Der kulinarische etwas angestaubte Wiener Würstelstand erlebt mit Bio-Produkten und neuen Kreationen eine Renaissance. EH WURST ist der erste voll vegane Würstlinger, weils eben eh auch Wurst ist: die Curry Wurst aus Seitan, der Hot Dog aus Tofu. Und dann gibt es noch die Bosna aus Bratwurst (Pilze) und Zwiebelsenf. Der Salzburger Raphael Rosdobutko hat das Original aus seiner Heimatstadt in den 7. Bezirk geholt – nur eben in vegan.

Raphael über…

… die Wurst: Die perfekte vegane Wurst muss die perfekte Würze haben und natürlich einen guten Biss. Die Konsistenz muss stimmen.  Unsere Bosna-Wurst ist von Peter Hiel aus dem 20. Bezirk und er macht sie aus Austernpilzen und Kräuterseitlingen. Auch unsere Curry Wurst schmeckt, wie sie schmecken soll und kommt aus Bayern. Ich bin selbst Vegetarier und da war es für mich nur logisch, dass meine Würstel vegan sein sollen.

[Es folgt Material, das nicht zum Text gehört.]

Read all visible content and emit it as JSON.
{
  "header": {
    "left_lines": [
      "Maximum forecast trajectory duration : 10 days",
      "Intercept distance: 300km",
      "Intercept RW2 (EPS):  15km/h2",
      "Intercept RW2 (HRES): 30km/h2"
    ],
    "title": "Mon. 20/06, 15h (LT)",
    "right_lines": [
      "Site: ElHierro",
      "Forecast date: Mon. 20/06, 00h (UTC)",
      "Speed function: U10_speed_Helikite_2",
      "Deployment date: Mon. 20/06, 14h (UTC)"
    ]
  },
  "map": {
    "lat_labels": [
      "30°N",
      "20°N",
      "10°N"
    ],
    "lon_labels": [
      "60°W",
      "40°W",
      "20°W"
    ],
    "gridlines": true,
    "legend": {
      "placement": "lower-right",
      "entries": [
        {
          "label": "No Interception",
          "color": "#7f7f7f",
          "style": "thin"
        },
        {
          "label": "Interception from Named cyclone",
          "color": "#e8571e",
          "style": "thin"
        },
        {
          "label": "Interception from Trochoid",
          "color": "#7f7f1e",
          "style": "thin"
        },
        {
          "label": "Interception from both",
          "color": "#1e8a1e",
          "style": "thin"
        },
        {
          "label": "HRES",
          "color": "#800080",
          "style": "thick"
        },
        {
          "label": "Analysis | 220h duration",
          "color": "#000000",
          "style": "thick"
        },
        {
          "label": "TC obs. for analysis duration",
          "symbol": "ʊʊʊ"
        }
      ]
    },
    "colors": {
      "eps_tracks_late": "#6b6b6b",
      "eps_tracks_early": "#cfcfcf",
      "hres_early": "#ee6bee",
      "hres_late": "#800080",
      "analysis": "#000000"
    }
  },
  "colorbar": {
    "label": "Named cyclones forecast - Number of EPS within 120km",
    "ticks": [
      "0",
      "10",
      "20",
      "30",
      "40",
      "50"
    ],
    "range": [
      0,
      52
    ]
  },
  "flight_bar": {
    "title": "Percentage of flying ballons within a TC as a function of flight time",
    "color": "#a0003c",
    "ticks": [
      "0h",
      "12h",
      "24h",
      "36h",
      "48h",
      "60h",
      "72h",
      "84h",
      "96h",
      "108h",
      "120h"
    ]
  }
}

… die Idee: Das Eh Wurst war eine Lockdown-Geburt. Ich komme aus dem Event-Management und musste mich damals neu erfinden. Und ich wollte immer schon die Original Bosna aus der Salzburger Getreidegasse nach Wien bringen. Also habe ich mir damals gedacht: Jetzt wäre der richtige Zeitpunkt. Das restliche Angebot ist dann dazugekommen. 

… den Standort: Ich habe eineinhalb Jahre nach dem richtigen Lokal gesucht, aber Gastro in dieser Gegend ist schwierig. Wenn im 7. was frei wird, ist es ganz schnell wieder weg. Schließlich habe ich diesen Standort in der Neustiftgasse gefunden. Ich habe zwei, drei Monate umgebaut und fast alles selbst gemacht.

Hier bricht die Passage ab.